D’un conflit militaire a un conflit politique


article en anglais sur le site d’Haaretz


“Mr le Premier ministre, le conflit est politique, et en consequence, il
doit etre resolu par des moyens politiques. Nous n’avons pas de rancune
envers le peuple israelien, et n’avons aucun interet a perpetuer le
conflit.” C’est ainsi que le Premier ministre palestinien Mahmoud Abbas a
defini l’approche qu’il convenait d’adopter pour resoudre le conflit
israelo-palestinien.

La reunion publique organisee mardi dans le bureau du Premier ministre Ariel
Sharon, avec les dirigeants palestiniens assis aux cotes de leurs homologues
israeliens, les deux premiers ministres se serrant la main et echangeant des
sourires, et les dirigeants palestiniens sans uniforme militaire, pourrait,
au moins au niveau symbolique, donner le sentiment que nous entrons dans une
ere politique nouvelle, differente de ce que nous avons connu jusqu’a ce
jour.

Les declarations d’Abou Mazen sont le signe d’une decision determinee de
mettre fin a l’intifada armee et de passer a la lutte politique. Le fait
qu’il ait reussi a obtenir un cessez-le-feu, meme provisoire, de la part de
groupes d’opposition, et en particulier du Hamas et du Jihad islamique, le
Fatah se joignant au cessez-le-feu sans limitation de temps, la cooperation
des forces armees et des services secrets israeliens et palestiniens, dont
l’efficacite est vantee par les officiers de Tsahal, tous ces faits sont une
manifestation importante et operatoire de l’intention d’Abou Mazen de mettre
en pratique ses conceptions.

En meme temps, les dirigeants, israeliens comme palestiniens, savent que les
declarations agreables a entendre ne peuvent pas changer la realite comme en
un coup de baguette magique. Ils ne peuvent pas reconstruire une confiance
detruite par trois annees de violences et faire que toutes les forces, des
deux cotes, ignorent ce qui reste de haine et de desir de vengeance. Les
Palestiniens ne voient encore aucun changement substantiel dans leur vie, et
pensent que le retrait de Gaza et de Bethleem n’est qu’une mesure
provisoire. Les Israeliens n’ont aucune confiance dans le cessez-le-feu, et
croient qu’il ne durera pas et se terminera par un attentat de grande
envergure.

De plus, la position d’Abou Mazen, selon laquelle le conflit doit etre
resolu par des moyens politiques, ne signifie pas pour autant que la lutte
sur le plan diplomatique sera plus facile, ou que les positions israeliennes
et palestiniennes changeront de facon telle qu’il sera possible de parvenir
a un accord politique dans un avenir proche. Mais une fenetre a ete ouverte,
et elle pourrait provoquer une dynamique dans le processus politique.

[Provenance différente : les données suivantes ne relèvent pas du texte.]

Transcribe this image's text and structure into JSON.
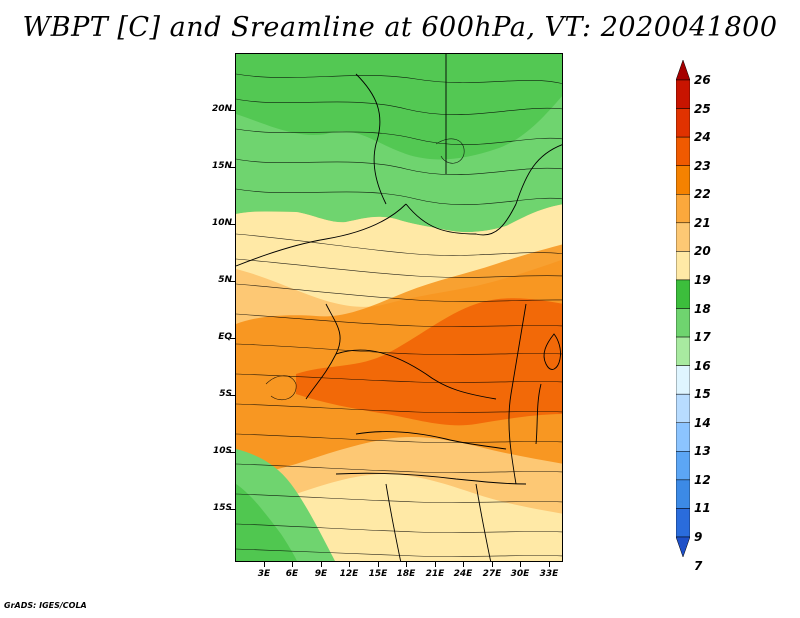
{
  "title": "WBPT [C] and Sreamline at 600hPa, VT: 2020041800",
  "footer": "GrADS: IGES/COLA",
  "map": {
    "lat_labels": [
      "20N",
      "15N",
      "10N",
      "5N",
      "EQ",
      "5S",
      "10S",
      "15S"
    ],
    "lon_labels": [
      "3E",
      "6E",
      "9E",
      "12E",
      "15E",
      "18E",
      "21E",
      "24E",
      "27E",
      "30E",
      "33E"
    ],
    "lat_range": [
      -20,
      24.5
    ],
    "lon_range": [
      0.5,
      35
    ],
    "field": "WBPT",
    "units": "C",
    "level": "600hPa",
    "valid_time": "2020041800"
  },
  "colorbar": {
    "labels": [
      "26",
      "25",
      "24",
      "23",
      "22",
      "21",
      "20",
      "19",
      "18",
      "17",
      "16",
      "15",
      "14",
      "13",
      "12",
      "11",
      "9",
      "7"
    ],
    "colors": [
      "#a50000",
      "#c81400",
      "#e13200",
      "#f05a00",
      "#f58200",
      "#fba83c",
      "#fdc874",
      "#ffe9a6",
      "#3cbe3c",
      "#6fd46f",
      "#a8eaa0",
      "#dff5ff",
      "#b8dcff",
      "#8cc4ff",
      "#5ca6f5",
      "#3c8ae6",
      "#2a6cdc",
      "#1e50c8"
    ]
  }
}
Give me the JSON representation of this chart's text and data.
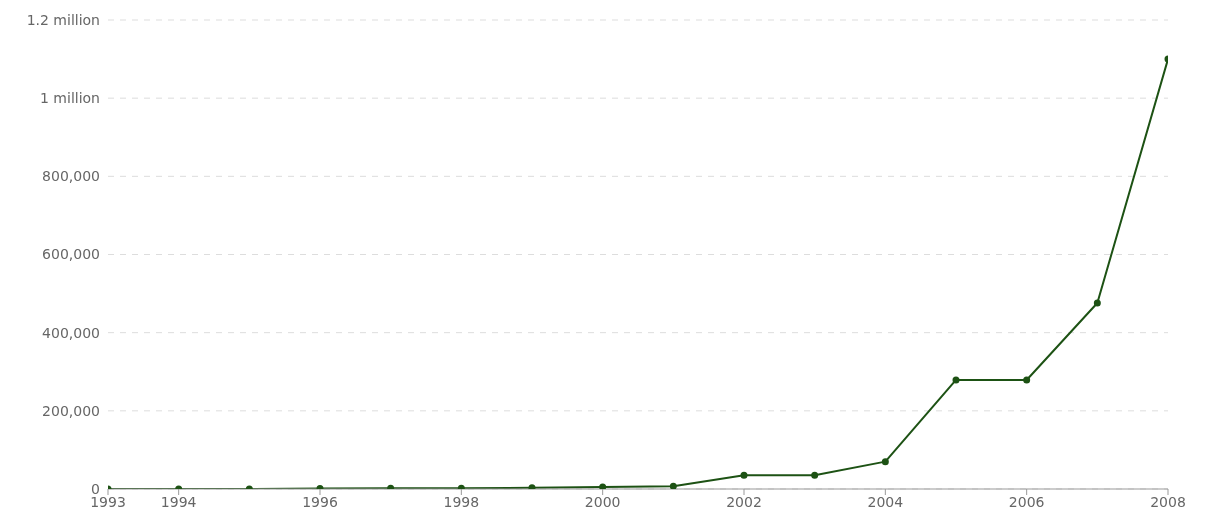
{
  "chart_data": {
    "type": "line",
    "x": [
      1993,
      1994,
      1995,
      1996,
      1997,
      1998,
      1999,
      2000,
      2001,
      2002,
      2003,
      2004,
      2005,
      2006,
      2007,
      2008
    ],
    "series": [
      {
        "color": "#1d5214",
        "values": [
          0,
          0,
          0,
          1000,
          2000,
          2000,
          3000,
          5000,
          7000,
          35000,
          35000,
          70000,
          279000,
          279000,
          476000,
          1100000
        ]
      }
    ],
    "xlim": [
      1993,
      2008
    ],
    "xticks": [
      1993,
      1994,
      1996,
      1998,
      2000,
      2002,
      2004,
      2006,
      2008
    ],
    "ylim": [
      0,
      1200000
    ],
    "yticks": [
      0,
      {
        "value": 200000,
        "label": "200,000"
      },
      {
        "value": 400000,
        "label": "400,000"
      },
      {
        "value": 600000,
        "label": "600,000"
      },
      {
        "value": 800000,
        "label": "800,000"
      },
      {
        "value": 1000000,
        "label": "1 million"
      },
      {
        "value": 1200000,
        "label": "1.2 million"
      }
    ],
    "grid": "y",
    "marker": "circle",
    "line_style": "solid"
  }
}
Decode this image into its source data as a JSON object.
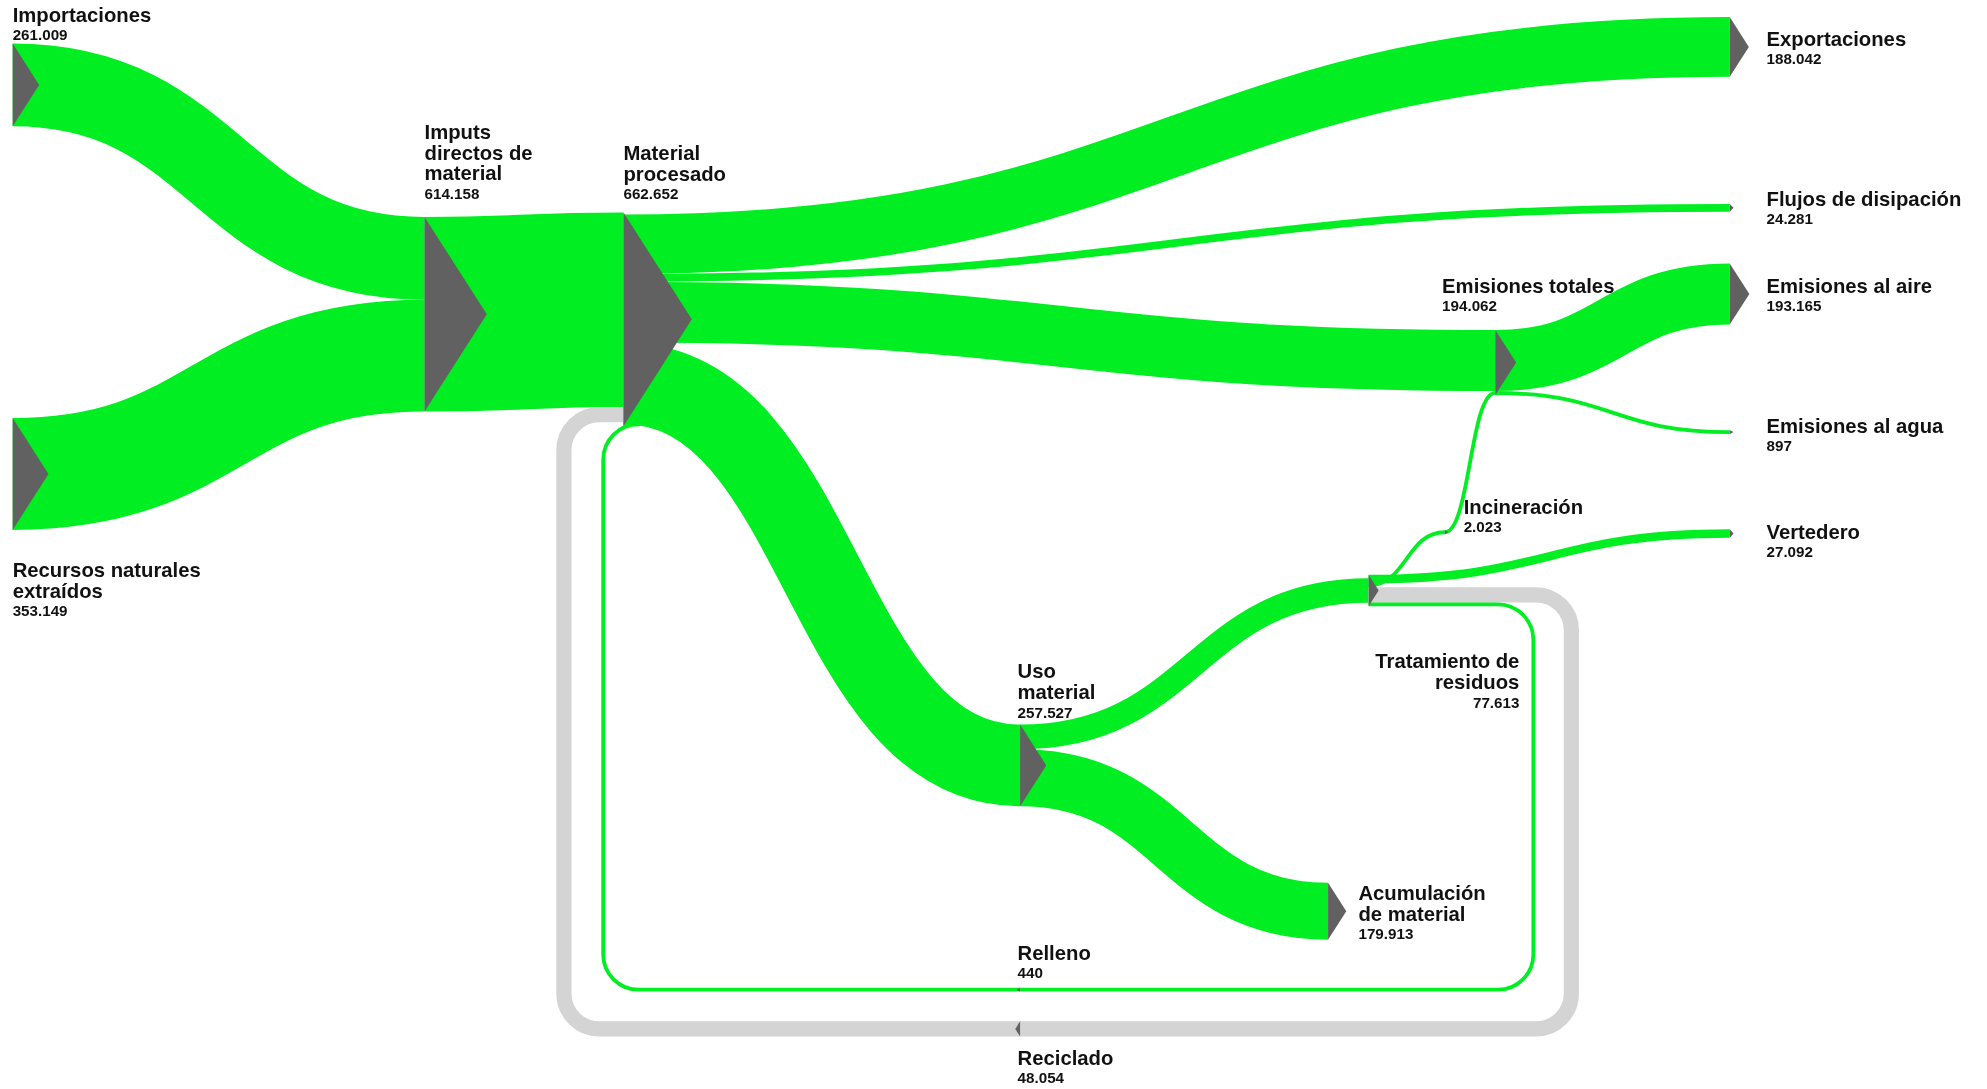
{
  "chart_data": {
    "type": "other",
    "categories": [
      "Importaciones",
      "Recursos naturales extraídos",
      "Imputs directos de material",
      "Material procesado",
      "Exportaciones",
      "Flujos de disipación",
      "Emisiones totales",
      "Emisiones al aire",
      "Emisiones al agua",
      "Incineración",
      "Vertedero",
      "Uso material",
      "Tratamiento de residuos",
      "Acumulación de material",
      "Relleno",
      "Reciclado"
    ],
    "value_labels": [
      "261.009",
      "353.149",
      "614.158",
      "662.652",
      "188.042",
      "24.281",
      "194.062",
      "193.165",
      "897",
      "2.023",
      "27.092",
      "257.527",
      "77.613",
      "179.913",
      "440",
      "48.054"
    ],
    "values": [
      261009,
      353149,
      614158,
      662652,
      188042,
      24281,
      194062,
      193165,
      897,
      2023,
      27092,
      257527,
      77613,
      179913,
      440,
      48054
    ],
    "colors": [
      "#00ee22",
      "#00ee22",
      "#00ee22",
      "#00ee22",
      "#00ee22",
      "#00ee22",
      "#00ee22",
      "#00ee22",
      "#00ee22",
      "#00ee22",
      "#00ee22",
      "#00ee22",
      "#00ee22",
      "#00ee22",
      "#00ee22",
      "#d4d4d4"
    ]
  }
}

La responsabilite de l’ouvrir davantage repose autant sur le gouvernement
israelien que sur l’Autorite palestinienne. Il faut examiner de facon
magnanime les demandes de liberation de prisonniers palestiniens, permettre
une circulation confortable entre les villes de Cisjordanie et la Bande de
Gaza, ouvrir le marche du travail en Israel, et remplir les obligations
envers la feuille de route. Cela implique, entre autres, de demanteler
immediatement les avant-postes illegaux et de definir de facon plus prudente
le concept de “bombes ambulantes”.

Cette periode de cessez-le-feu, et les declarations d’intention des deux
leaders, entrainent a considerer les prochains jours, non comme une periode
test qui doit s’ecouler avant qu’on puisse mesurer son succes, mais comme
une immense defi ou, comme l’a dit, Abou Mazen, “chaque jour qui passe sans
un signe d’accord est une chance de perdue.”